Leptomeningeal metastasis (LM) is fatal complication of non-small cell lung cancer (NSCLC) ,which has a poor prognosis and lacks effective treatments. Pemetrexed, a multitargeted antifolate agent, has demonstrated antitumor activity, a few studies have shown intrathecal pemetrexed (IP) controllable toxicities and potential promising efficacy for LM from NSCLC patients. We report a patient who diagnosed with LM from NSCLC harboring epidermal growth factor receptor (EGFR) mutation in exons 21 via typical neurological symptoms, magnetic resonance imaging (MRI) and positive cerebrospinal fluid (CSF) cytology. The curative effect of tyrosine kinase inhibitor (TKI) targeted drugs was maintained for a short time, the first-generation TKI icotinib was 4 months, and the third-generation osimertinib was 4 months. Then the patient received IP, and osimertinib continued. 30 mg of pemetrexed were implemented on day 1 every weeks for 8 weeks via lumbar puncture, then 50 mg of pemetrexed on day 1 every 4 week for 8 times. This treatment regimen resulted in the alleviation of the neurological symptoms, the CSF level of carcinoembryonic antigen also decresed without obvious side effects. At the time of this manuscript’s submission, she had maintained stable disease (SD) for more than 11 months. To our knowledge, this study provides the first clinical evidence that longterm intrathecal chemotherapy with pemetrexed providing a therapeutic approach against LM from NSCLC.

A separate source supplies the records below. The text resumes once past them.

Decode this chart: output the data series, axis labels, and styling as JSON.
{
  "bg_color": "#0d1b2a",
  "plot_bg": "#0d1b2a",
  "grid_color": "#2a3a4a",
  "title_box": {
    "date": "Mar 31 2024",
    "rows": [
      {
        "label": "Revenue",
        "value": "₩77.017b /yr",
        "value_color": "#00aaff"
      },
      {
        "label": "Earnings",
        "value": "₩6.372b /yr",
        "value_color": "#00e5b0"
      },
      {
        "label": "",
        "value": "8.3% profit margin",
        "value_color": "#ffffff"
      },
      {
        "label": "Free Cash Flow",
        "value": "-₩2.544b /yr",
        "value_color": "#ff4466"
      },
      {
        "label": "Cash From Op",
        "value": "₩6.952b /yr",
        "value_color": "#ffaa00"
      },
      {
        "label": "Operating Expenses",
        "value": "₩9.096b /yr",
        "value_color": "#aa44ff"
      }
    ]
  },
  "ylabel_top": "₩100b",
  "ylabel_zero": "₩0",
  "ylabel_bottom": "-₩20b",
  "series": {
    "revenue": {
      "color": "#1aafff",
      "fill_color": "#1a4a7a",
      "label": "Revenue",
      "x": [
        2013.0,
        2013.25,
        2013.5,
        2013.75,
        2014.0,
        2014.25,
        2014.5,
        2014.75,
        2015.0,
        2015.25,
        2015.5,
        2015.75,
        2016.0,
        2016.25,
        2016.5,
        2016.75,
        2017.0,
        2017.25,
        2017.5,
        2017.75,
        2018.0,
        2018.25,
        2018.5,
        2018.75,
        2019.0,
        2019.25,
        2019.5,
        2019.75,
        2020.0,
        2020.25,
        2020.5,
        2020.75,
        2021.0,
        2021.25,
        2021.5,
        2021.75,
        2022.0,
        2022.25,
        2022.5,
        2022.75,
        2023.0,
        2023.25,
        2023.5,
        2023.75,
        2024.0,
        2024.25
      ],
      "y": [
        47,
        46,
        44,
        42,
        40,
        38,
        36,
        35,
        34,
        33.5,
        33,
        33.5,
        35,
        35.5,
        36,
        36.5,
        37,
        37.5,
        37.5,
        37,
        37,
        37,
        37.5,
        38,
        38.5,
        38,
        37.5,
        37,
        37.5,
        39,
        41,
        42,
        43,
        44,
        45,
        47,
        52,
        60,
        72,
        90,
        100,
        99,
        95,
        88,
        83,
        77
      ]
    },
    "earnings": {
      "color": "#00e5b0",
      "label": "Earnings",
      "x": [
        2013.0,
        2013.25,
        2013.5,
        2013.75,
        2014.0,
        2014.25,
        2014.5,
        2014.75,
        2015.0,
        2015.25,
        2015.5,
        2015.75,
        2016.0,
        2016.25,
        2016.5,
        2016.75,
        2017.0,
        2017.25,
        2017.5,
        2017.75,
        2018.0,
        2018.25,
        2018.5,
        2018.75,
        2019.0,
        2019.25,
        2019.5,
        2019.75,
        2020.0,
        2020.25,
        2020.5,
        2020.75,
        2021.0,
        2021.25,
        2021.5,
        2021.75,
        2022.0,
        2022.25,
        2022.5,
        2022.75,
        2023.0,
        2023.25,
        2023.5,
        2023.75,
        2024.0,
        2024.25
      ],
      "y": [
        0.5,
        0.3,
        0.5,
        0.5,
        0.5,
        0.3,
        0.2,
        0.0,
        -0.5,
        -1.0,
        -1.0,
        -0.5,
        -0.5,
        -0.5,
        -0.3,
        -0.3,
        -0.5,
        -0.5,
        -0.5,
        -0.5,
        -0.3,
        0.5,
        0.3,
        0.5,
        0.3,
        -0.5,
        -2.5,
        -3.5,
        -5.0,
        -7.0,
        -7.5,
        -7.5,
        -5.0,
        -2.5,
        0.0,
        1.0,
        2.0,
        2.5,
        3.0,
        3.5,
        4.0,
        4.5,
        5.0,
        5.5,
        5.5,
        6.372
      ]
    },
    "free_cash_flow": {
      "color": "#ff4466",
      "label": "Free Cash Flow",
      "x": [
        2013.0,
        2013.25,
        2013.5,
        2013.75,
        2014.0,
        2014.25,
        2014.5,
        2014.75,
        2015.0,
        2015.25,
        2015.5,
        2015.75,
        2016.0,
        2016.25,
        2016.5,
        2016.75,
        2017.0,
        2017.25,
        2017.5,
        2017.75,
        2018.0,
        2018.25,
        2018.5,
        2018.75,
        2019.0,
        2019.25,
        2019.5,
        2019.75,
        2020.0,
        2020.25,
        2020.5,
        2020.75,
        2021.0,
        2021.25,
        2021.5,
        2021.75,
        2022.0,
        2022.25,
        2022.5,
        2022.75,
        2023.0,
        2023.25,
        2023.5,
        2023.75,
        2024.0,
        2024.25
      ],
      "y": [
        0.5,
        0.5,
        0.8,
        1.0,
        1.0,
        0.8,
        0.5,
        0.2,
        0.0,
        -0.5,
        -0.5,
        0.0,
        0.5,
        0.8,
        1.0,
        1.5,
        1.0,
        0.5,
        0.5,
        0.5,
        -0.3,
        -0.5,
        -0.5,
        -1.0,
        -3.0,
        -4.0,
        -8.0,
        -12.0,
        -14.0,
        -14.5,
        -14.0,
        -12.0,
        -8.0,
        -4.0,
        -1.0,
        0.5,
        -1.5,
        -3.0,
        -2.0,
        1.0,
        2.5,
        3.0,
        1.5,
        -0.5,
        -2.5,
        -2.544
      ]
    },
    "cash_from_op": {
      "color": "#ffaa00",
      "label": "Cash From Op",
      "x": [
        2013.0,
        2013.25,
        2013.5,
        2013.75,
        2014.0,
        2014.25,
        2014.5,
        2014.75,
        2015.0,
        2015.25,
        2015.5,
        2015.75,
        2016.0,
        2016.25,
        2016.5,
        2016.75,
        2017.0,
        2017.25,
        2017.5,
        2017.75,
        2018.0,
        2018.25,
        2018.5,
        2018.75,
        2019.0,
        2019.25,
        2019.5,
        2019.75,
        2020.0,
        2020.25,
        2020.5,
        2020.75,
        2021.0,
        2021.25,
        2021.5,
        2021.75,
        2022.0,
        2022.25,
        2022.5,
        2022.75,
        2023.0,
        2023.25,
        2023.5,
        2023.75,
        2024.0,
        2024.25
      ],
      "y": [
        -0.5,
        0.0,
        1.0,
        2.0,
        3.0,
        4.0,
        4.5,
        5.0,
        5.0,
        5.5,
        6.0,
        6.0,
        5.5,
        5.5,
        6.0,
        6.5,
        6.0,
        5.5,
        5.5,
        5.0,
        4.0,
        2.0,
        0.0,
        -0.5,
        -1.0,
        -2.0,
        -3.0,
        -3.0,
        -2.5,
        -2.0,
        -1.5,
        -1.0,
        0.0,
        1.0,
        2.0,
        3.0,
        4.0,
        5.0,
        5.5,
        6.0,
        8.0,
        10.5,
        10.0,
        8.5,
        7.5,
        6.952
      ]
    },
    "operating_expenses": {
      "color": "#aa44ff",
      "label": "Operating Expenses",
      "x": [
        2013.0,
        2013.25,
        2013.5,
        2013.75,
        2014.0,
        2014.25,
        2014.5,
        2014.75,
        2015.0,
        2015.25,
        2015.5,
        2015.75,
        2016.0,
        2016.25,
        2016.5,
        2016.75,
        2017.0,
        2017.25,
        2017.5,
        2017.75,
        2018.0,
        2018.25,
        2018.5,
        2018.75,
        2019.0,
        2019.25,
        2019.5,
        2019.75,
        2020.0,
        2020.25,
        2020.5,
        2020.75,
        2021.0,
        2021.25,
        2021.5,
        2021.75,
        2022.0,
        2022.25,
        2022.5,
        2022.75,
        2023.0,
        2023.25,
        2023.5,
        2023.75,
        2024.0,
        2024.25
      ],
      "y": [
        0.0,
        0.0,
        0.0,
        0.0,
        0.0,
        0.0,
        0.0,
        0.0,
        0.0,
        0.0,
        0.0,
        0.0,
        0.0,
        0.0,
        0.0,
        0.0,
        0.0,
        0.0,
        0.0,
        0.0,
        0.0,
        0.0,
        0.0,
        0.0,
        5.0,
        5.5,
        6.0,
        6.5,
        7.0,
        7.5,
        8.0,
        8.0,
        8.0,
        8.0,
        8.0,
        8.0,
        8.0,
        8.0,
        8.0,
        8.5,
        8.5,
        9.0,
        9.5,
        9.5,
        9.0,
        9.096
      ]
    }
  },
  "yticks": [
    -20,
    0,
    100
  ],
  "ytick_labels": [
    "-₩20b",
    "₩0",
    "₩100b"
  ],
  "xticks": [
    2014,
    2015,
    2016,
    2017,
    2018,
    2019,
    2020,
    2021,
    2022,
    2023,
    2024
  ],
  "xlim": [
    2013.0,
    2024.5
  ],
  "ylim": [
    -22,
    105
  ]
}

INNV-17. RESPONSE TO AVAPRITINIB IN A PEDIATRIC SPINAL CORD H3K27M-MUTANT GLIOMA PATIENT

H3K27M-mutated diffuse midline glioma (H3K27M-DMG) may arise in the pons, thalamus and spinal cord generally having a dismal prognosis. Notably, H3K27M-DMG are driven by oligodendrocyte precursor-like cells which are partly sustained by PDGFRA signaling. Co-mutations including TP53, ACVR1, PDGFRA, KIT and PI3K pathway alterations are present in a subset of cases, and molecular profiling may allow detection of additional targetable alterations. However, small-molecule inhibitors often have limited efficacy associated with low blood-brain-barrier (BBB) penetration. Here, we report on a patient with spinal, leptomeningeal disseminated H3K27M-DMG treated with avapritinib, an orally administered, BBB-penetrant and highly selective KIT and PDGFR inhibitor, provided through a compassionate-use program. Initial therapy consisted of subtotal resection, focal radiotherapy and temozolomide (TMZ) resulting in disease stabilization. Ten months after diagnosis, leptomeningeal metastases were detected, biopsied and treated with local irradiation and TMZ. The patient subsequently received systemic and intrathecal chemotherapy augmented with dasatinib. Molecular analyses of the biopsy revealed the H3F3A and TP53 mutations present in the primary tumor, as well as de novo PDGFRA and KIT amplifications with gene copy numbers of 25 and 21, respectively. Upon further disease progression, therapy with avapritinib was initiated. Assessment of treatment response according to RANO criteria after four months revealed stable disease of the target lesion in the cerebellum and partial response of all non-target lesions. Avapritinib was generally well tolerated with lower limb edema (Grade 2), small intratumoral bleeding (Grade 1) and unrelated hydrocephalus (Grade 3) as reported adverse events. As precaution, treatment was interrupted and re-initiated after one week as the bleeding was stable. A ventriculoperitoneal shunt was implanted resolving the hydrocephalus. Pharmacokinetic analyses revealed up to 65% avapritinib plasma exposure and clinically relevant levels in cerebrospinal fluid. In summary, we report on first effective therapy of treatment-resistant H3K27M-DMG with avapritinib as clinical proof of concept.